Jessie

When one of us was drowning in the sorrows of this life,
She jumped right in to save her, gave months of respiration,
Provided everything, created shelter from the strife,
Like a sister and a mother, with no moment’s hesitation.

Her laughter was a life buoy in the unremitting broil
Of forbidding ambiguities, of ludicrous appositions.
She found a way to outwit darkness, make the gloom recoil.
The quip her comic instrument to thwart the dread contrition.

Her father castled on a moor, her mother prey to lunacy,
There was no way to meet her needs, abandoned from the start.
While she pumped out joy to others, her own bleeding went unseen.
Humor was the mask she used to hide a broken heart.

The rest of us oblivious, engaged in our own urgencies.
But yes, there was concern that her self-nurturing had gone too far.
She must be whittled down to fit the mold of our decree
Relentlessly she tried and failed to be as others are.

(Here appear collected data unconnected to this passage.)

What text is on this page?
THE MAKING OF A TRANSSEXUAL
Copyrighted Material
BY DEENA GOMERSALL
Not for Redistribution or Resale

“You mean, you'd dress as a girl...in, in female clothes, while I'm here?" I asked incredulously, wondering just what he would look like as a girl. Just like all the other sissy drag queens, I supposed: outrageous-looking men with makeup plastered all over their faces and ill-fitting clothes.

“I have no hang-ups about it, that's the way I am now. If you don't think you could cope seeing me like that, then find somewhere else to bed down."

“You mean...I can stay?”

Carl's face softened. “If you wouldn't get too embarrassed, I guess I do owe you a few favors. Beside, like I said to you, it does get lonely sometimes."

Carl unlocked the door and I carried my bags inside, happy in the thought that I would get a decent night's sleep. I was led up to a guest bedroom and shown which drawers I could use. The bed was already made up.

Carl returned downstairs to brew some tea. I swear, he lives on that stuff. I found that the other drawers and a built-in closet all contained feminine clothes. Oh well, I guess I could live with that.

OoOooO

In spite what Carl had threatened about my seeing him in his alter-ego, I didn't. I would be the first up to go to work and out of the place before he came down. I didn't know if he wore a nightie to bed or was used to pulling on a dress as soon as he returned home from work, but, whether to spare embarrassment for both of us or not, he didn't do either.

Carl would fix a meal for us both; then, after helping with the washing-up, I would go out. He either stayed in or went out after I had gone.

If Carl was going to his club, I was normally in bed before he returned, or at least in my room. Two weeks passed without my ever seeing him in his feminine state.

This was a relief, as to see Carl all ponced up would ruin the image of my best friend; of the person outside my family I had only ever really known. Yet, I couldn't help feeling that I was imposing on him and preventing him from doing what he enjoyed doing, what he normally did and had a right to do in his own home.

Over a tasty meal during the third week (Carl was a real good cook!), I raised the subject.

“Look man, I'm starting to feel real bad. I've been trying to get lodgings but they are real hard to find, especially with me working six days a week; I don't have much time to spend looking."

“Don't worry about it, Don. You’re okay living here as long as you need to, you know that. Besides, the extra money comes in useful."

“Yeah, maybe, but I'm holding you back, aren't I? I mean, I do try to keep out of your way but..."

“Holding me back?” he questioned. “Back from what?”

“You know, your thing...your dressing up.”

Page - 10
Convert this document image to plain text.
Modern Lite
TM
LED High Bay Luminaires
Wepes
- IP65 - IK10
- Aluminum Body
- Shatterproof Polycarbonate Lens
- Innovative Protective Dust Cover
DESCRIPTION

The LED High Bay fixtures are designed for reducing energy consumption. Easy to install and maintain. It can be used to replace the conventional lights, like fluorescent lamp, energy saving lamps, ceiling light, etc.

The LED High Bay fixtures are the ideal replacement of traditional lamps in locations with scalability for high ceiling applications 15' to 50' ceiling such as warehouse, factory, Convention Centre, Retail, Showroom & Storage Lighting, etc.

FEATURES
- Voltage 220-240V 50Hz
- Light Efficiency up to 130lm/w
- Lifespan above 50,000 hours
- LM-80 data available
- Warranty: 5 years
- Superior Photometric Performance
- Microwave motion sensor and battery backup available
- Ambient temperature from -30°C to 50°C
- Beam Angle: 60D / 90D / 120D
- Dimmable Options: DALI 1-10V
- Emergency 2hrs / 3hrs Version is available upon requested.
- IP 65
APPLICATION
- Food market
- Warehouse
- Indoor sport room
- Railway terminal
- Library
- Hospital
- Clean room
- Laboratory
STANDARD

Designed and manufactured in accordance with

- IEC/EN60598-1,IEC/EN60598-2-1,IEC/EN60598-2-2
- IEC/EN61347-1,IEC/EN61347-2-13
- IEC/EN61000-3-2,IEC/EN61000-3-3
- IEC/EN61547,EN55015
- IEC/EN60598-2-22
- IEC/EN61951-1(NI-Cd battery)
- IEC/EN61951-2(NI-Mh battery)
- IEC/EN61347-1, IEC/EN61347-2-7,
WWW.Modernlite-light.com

Imagining herself to be the captain of her soul, she crashed
Upon the hidden rocks, no lighthouse was perceived.
No small voice heard within the box Pandora had unlatched.
No darkling thrush to guide her to a kinder destiny.2

Whimpering to have her back, a reckless waste of time.
The glare of midday accusation scorches our concealment.
The mourning dues have long been paid, but stalking close behind,
The clanging of our negligence pursues beyond bereavement.

Regret is the one word that will not pass through the shredder.
What hell could be devised more befitting, more precise?
Now no address that we can visit, no way to send a letter.
Atonement, a commodity beyond the asking price.

The violence that we did to her, she did unto herself
And then with a rebounding thrust was done right back to us.
Was this lesson so severe meant to hone our sensibilities?
Or convince us that the misfits must be our sacred trust.